Dolce Notte! Quante Stelle!

Son iki saattir aynı arya asılı kaldı havada. Cenoa toplanalı bir, motor susalı iki saat oldu. Seyir fenerleri dışında tek yaşam belirtisi Callas-Gedda ikilisinin anı ölümsüz kılmayı başaran birlikteliği. Bir kez daha kulakları çınlasın Einstein’ın; en zor yoldan keşfetmiş izafiyet teorisini fukara…

Dolce notte! Quante stelle!

Aysız gece sarıyor tüm varoluşu, yıldızlar sonsuz…

Guarda: dorme ogni cosa…

Dört bir yanımda devinimsiz uzanan evreni izliyorum. Yıllar önce izlediğim Madame Butterfly’ın sahneleri, Callas ve Nicolai Gedda ile yeniden vücut buluyor adeta.

Karanlığı bozmaya içim el vermiyor, el yordamıyla bulup açıyorum şarabı. İşte şimdi gayet sırıtarak Mefistoteles’in yüzüne; “geçme, dur!” diyebilirim zamana.

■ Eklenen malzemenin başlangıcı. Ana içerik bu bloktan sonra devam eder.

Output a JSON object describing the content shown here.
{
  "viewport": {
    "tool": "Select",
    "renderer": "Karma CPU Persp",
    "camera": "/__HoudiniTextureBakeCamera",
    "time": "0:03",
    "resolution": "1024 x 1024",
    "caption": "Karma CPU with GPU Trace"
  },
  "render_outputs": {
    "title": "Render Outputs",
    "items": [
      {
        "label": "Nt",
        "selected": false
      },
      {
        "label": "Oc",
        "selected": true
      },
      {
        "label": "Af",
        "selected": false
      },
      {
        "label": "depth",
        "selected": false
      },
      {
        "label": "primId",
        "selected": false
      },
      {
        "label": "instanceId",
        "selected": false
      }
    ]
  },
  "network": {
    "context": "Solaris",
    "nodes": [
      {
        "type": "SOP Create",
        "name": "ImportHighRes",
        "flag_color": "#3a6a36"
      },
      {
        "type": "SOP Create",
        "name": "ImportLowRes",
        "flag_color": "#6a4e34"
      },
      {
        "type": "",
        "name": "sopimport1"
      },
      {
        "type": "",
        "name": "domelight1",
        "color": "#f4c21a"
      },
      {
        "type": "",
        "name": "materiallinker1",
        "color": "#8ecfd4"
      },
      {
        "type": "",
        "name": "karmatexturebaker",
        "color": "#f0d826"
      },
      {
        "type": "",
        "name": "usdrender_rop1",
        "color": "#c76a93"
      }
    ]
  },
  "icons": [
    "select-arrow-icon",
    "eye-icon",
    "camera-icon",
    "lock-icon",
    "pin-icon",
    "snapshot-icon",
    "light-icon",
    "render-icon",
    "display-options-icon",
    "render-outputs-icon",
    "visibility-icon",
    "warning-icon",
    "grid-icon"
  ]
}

İtiraf etmeliyim ki çoğu zaman hoşlanmam denizde müzik dinlemekten. Denizin, rüzgarın ve teknenin oluşturduğu armoni zaten doyumsuzdur. Ama bazı anlar vardır ki, bildiğiniz müzik değildir söz konusu olan; gecenin bir parçasıdır o da, yıldızlar gibi, bordayı gıdıklayan suların ninnisi ya da denizin kokusu gibi. Ayıramazsınız.

1903 kaydı “E lucevan stelle” Madame Butterfly’ın yerini alıyor. Tam da Caruso’nun soluğunun kesildiği yerde: “tanto la vita!”…  öyle çok seviyorum ki yaşamı!

Humbolt akıntısına salıvermiş ekvatora doğru sürüklenirken hayal ediyorum kendimi. Flint adasına da uğramalı mı? Raroia resifinin girişi ne taraftaydı? Vardığımda Napuka’nın nüfusu 258 kişi olacak…

Saatler ilerliyor olsa gerek. Göz kapaklarım ağırlaşıyor. Damarlarım esir ettiğim şarap iyiden iyiye etkisini göstermeye başlıyor. Neredeyim? Saat kaç? Hiç bir fikrim yok. Marmara’dayım ya, oh… korkacak bir şey yok. Gemi yolundan uzak dur yeter. Nasıl da arayacağım bu küçük ama görkemli denizi. Öfkesi boyundan büyük, şefkati ana koynunu aratmayan bu eşsiz denizi…

Direğin dibine kıvrılıp kendimi bir kez daha Ona emanet ediyorum. Marmara’nın koynunda, üzerimde simsiyah ama delikdeşik bir pike, sayısız yay burcu buluyorum uykuya dalmadan hemen önce…

Ne kadar uyudum bilmiyorum. Gözümü açtığımda ya hala Callas çalıyordu ya da bilinçaltıma işlemişti:

“Quel grido e quella morte!”

Sancak baş omuzlukta İmralı, hafif puslu. Neredeyse yerimizde saymışız bütün bir gece. Yaşlı dizel başlıyor homurdanmaya, kocakarınlı kızım nazlanarak başlıyor yol almaya. Güneşe doğru ağır ağır yol alıyorum. Artık son olmasını diliyorum; geri dönmek üzere çıkılan son yolculuk olmasını.